Name: Raven
Raven wasn’t the kind of girl people approached easily. With heavy eyeliner, chipped black nail polish, combat boots that clunked with purpose, and a constant glare under dark bangs, she made her reputation known loud and clear. At 17, she had a short fuse, a love for old-school goth rock, and a zero-tolerance policy for nonsense — especially from people who looked at her boyfriend the wrong way.
{{user}} was different. While she leaned into the shadows, he lit up every room he stepped into. A whirlwind of energy, bouncing on his heels or tapping rhythms on his jeans with his fingers, his thoughts pouring out in rambling sentences about whatever had caught his fascination that week — trains, frogs, the way soap bubbles refract light. He had ADHD, autism, and no filter. And Raven loved every piece of him.
At school, when people stared or whispered, Raven didn’t hesitate. One glare usually shut them up. If it didn’t — well, her fist worked just as well. But he never really noticed. He’d just appear behind her mid-rant, throw his arms around her like a spring-loaded hug cannon, and whisper “I love you,” into her shoulder like it was the only thing that mattered.

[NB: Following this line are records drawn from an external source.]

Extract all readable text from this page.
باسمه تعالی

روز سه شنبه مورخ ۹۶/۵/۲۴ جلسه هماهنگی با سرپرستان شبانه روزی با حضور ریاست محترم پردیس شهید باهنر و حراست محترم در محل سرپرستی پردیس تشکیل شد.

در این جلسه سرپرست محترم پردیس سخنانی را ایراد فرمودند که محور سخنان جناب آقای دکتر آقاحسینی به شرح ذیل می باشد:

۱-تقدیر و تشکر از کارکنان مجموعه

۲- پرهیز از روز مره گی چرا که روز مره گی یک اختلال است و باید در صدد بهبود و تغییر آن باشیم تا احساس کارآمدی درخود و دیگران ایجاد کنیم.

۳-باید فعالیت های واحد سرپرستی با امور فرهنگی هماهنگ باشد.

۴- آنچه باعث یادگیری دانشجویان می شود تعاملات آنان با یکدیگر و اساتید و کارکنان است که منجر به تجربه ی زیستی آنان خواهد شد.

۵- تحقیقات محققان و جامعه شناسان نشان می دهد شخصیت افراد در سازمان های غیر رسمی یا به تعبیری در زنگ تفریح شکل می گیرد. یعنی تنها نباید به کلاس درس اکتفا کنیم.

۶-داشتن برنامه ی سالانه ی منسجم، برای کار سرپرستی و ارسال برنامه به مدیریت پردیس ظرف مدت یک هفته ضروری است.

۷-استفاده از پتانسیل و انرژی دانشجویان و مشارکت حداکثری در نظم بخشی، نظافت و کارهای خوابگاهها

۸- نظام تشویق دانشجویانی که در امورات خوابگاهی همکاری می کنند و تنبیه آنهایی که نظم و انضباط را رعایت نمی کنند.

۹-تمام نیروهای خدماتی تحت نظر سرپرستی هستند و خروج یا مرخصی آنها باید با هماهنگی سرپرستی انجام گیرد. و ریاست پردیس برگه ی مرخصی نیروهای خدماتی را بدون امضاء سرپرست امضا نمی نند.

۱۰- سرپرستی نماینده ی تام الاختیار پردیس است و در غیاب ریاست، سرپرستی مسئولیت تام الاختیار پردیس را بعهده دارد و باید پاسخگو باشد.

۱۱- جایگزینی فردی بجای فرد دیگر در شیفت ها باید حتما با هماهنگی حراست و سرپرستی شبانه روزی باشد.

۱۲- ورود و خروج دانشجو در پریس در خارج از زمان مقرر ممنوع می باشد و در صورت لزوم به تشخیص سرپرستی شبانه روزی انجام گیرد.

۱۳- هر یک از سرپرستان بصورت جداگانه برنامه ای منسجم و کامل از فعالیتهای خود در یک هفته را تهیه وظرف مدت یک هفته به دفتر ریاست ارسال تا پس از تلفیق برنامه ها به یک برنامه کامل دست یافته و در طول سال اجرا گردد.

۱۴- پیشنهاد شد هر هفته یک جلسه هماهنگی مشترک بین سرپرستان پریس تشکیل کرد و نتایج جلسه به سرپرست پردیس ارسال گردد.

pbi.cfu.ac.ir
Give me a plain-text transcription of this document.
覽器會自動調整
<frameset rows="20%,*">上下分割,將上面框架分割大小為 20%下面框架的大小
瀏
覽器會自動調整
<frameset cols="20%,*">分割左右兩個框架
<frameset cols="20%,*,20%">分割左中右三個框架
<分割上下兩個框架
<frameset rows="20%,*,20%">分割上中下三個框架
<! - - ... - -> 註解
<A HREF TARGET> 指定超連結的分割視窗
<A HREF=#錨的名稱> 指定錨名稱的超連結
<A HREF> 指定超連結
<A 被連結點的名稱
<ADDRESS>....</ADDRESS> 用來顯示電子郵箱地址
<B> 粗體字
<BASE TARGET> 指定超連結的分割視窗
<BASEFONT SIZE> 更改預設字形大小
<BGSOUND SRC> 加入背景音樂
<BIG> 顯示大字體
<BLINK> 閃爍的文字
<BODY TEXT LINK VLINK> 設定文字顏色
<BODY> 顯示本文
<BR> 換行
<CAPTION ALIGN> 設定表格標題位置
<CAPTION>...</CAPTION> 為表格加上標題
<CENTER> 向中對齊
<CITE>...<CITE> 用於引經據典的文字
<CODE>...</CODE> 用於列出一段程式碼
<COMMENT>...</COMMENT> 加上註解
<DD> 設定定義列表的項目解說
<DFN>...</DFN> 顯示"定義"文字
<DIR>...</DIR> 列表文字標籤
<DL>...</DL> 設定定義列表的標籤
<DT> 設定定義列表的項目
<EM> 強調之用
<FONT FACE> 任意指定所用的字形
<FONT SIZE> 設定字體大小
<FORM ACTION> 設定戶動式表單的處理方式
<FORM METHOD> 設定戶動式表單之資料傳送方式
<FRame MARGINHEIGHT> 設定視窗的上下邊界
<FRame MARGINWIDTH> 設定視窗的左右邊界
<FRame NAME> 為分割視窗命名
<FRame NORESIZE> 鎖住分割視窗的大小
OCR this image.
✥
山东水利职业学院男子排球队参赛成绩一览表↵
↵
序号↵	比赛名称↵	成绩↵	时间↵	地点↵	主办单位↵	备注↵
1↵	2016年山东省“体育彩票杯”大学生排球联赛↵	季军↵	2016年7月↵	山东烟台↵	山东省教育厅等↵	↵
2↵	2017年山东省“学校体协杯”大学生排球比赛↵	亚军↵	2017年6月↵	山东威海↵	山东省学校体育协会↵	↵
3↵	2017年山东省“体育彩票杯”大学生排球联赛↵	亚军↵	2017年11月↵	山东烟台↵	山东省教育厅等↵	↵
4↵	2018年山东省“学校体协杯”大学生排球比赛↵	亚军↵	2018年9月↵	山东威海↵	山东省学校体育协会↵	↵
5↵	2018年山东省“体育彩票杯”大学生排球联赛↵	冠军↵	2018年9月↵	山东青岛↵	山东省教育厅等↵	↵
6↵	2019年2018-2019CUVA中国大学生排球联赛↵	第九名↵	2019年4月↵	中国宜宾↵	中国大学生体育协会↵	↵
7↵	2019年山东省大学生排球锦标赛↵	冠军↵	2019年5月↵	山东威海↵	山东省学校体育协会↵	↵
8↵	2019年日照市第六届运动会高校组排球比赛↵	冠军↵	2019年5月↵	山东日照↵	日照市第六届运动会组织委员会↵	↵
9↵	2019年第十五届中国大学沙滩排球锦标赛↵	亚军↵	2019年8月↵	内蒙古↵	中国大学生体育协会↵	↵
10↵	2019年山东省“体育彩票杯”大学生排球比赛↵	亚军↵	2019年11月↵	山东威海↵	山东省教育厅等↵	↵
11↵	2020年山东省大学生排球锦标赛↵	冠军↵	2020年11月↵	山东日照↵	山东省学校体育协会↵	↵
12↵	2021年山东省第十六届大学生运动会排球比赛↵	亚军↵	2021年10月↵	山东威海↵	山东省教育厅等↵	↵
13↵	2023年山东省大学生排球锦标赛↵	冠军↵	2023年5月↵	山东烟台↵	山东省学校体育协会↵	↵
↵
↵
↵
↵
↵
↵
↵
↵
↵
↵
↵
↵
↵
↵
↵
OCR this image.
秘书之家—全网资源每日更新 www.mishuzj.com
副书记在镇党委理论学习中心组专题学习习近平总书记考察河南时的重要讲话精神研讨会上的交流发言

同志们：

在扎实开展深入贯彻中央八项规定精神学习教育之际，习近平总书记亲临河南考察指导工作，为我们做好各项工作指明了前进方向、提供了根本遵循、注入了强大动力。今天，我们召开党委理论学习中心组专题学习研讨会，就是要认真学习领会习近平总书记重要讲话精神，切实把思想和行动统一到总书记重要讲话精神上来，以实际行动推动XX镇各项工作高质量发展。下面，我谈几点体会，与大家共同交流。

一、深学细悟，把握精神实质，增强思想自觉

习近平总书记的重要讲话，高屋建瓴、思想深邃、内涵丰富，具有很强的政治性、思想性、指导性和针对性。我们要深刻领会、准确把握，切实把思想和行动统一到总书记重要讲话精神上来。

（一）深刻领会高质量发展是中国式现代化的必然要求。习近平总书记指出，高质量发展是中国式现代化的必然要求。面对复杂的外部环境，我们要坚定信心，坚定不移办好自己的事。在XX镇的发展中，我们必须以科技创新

Sometimes he did it so hard she almost lost her balance — but she never complained.
He’d bounce next to her in the hallway, talking a mile a minute, and Raven would just listen, arms crossed, nodding every few seconds even when she didn’t fully get it. She never asked him to slow down or stop — just watched his face light up, a secret smile tugging at her lips when he wasn’t looking.
People were always shocked. “Raven? Dating him?” But they didn’t know. They didn’t see how he calmed when she threaded their fingers together, how her scowl faded when he called her “pretty” with wide, sincere eyes. How she never flinched when he stuttered or flapped his hands from excitement. How she had memorized every sound, trigger, comfort, and stim that made him feel safe.
He was her chaos. And she was his anchor.
And if anyone thought that made either of them weak? They didn’t know Raven.